Gooden's lawyer questions DNA test Court will determine its validity, he says

National League notes

April 05, 1992

Dwight Gooden's lawyer yesterday challenged reports that genetic tests link the New York Mets pitcher to stains on the dress of a woman who says he raped her a year ago.

Joseph Ficarrotta wouldn't confirm that Gooden had sex with the woman, and said the question is irrelevant to the case.

"The whole issue in this case is whether or not criminal laws have been broken. Our position is, they were not," Ficarrotta said.

He claimed preliminary DNA tests linking Gooden's court-ordered blood sample to semen stains on the New York woman's dress would never hold up in court.

"We're looking forward to litigating the issue of this so-called DNA match where it belongs, not in the press but in the courtroom, where the testing method will be subject to cross-examination," Ficarrotta said.

The lawyer also cast doubt on the condition of the dress the woman said she was wearing the night she alleges Gooden and outfielders Vince Coleman and Daryl Boston raped her.

"Even law enforcement is uncertain about how that dress was kept," Ficarrotta said. "We don't know if she kept it in the trunk of her car or an unheated apartment, or with clothes that might have someone else's semen on it."

Bernard Dempsey, the woman's lawyer, was in a meeting yesterday and couldn't be reached for comment.

Meanwhile, the Mets players lifted their self-imposed ban on communicating with the news media. The ban was in response to media coverage of the rape charges and a civil suit filed against pitcher David Cone, charging sexual harassment.

Saying they had reclaimed their clubhouse yesterday, the players made bold claims of the boycott's value, insights into the political intrigue behind the decisions to impose and then end the silence, threats of repeating the boycott and a request that the commissioner's office formally investigate tactics employed by certain members of the news media in covering the Mets this spring.

The Mets players charged yesterday that their privacy had been invaded this spring in ways that might have amounted to criminal behavior.

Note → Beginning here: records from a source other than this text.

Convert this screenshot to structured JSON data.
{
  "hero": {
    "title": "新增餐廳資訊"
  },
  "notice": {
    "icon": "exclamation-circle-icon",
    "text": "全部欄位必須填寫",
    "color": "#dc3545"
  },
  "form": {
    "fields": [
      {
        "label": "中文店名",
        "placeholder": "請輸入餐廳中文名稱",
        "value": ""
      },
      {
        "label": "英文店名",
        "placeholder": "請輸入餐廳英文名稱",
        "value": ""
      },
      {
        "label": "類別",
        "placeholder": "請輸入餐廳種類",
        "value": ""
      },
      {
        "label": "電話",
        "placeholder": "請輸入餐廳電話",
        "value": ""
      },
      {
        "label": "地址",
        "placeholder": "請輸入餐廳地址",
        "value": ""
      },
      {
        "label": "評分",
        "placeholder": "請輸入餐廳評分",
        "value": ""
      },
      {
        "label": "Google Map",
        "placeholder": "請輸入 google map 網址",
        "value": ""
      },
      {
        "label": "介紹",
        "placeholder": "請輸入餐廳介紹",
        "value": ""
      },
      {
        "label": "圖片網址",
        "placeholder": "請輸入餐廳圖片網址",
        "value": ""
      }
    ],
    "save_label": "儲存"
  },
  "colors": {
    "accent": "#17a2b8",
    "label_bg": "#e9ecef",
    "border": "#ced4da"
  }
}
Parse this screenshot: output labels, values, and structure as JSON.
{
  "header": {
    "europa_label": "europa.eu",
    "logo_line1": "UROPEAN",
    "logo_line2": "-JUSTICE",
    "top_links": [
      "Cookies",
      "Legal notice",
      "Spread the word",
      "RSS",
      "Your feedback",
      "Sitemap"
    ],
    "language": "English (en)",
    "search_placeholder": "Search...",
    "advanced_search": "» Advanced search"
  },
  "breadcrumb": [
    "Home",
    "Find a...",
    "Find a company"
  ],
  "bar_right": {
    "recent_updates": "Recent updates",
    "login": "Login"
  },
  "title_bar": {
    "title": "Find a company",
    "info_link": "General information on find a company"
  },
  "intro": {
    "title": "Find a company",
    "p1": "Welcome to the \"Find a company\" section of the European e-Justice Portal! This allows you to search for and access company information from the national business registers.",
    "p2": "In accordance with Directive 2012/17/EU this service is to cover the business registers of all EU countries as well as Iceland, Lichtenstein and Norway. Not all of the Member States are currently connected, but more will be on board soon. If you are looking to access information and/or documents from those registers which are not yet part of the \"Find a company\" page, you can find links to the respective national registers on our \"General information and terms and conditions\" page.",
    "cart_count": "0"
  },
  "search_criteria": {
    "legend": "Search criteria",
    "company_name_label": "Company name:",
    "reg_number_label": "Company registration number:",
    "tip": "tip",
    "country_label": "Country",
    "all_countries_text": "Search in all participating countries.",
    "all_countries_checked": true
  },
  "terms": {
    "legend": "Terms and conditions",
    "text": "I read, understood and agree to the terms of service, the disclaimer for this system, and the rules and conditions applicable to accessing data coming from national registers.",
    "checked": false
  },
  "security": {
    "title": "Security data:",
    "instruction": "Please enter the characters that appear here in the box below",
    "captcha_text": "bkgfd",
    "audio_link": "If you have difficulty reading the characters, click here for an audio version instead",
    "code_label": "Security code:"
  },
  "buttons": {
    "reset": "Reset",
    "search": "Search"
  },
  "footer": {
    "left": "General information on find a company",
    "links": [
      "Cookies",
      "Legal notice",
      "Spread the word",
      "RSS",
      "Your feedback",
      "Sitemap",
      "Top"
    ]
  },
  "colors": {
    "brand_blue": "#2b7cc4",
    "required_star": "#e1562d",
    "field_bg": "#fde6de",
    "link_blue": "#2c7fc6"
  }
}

According to Cone, the club's union representative, the players believe they have evidence that cellular-phone conversations were monitored, residences stalked and at least one camera placed inside the house of a player.


Pittsburgh reached the 25-man roster limit by optioning left-hander Rosario Rodriguez to Triple-A Buffalo.

Rodriguez, 22, has had tendinitis in his left shoulder throughout spring training. He pitched three innings in three exhibition games.

Rodriguez spent time with both Pittsburgh and Buffalo last season. He was 1-1 with six saves and a 4.11 ERA in 18 Pirates games and 4-3 with eight saves and a 3.00 ERA in 48 games with Buffalo.


Nick Esasky hasn't played in the major leagues in nearly two years since being stricken with vertigo. He may never play at that level again.

Esasky, who has has been working out every day this spring with Atlanta and playing in minor-league games, wants only to play somewhere in the organization. He hopes he can make it all the way back.

Esasky, 32, was stricken with spells of dizziness and lightheadedness during the spring of 1990, only months after signing a three-year, $5.6 million contract with the Braves. The first baseman played in only nine games, batting .171.

"Everything was perfect until then, and it all was taken away from me," said Esasky, who had come off a career year with the Red Sox, hitting 30 home runs and driving in 108 runs.

After tests and more than a year of treatment and exercises to improve hand-eye coordination, he's gone as far as he can.

"I'm looking halfway decent," Esasky said. "Things don't look foreign and I've hit the ball hard a couple of times and I've gotten a few hits. I don't know what the Braves' plans are for me, but I want to start somewhere. I'd like to break spring camp here, start on a rehabilitation schedule and get ready to go back up."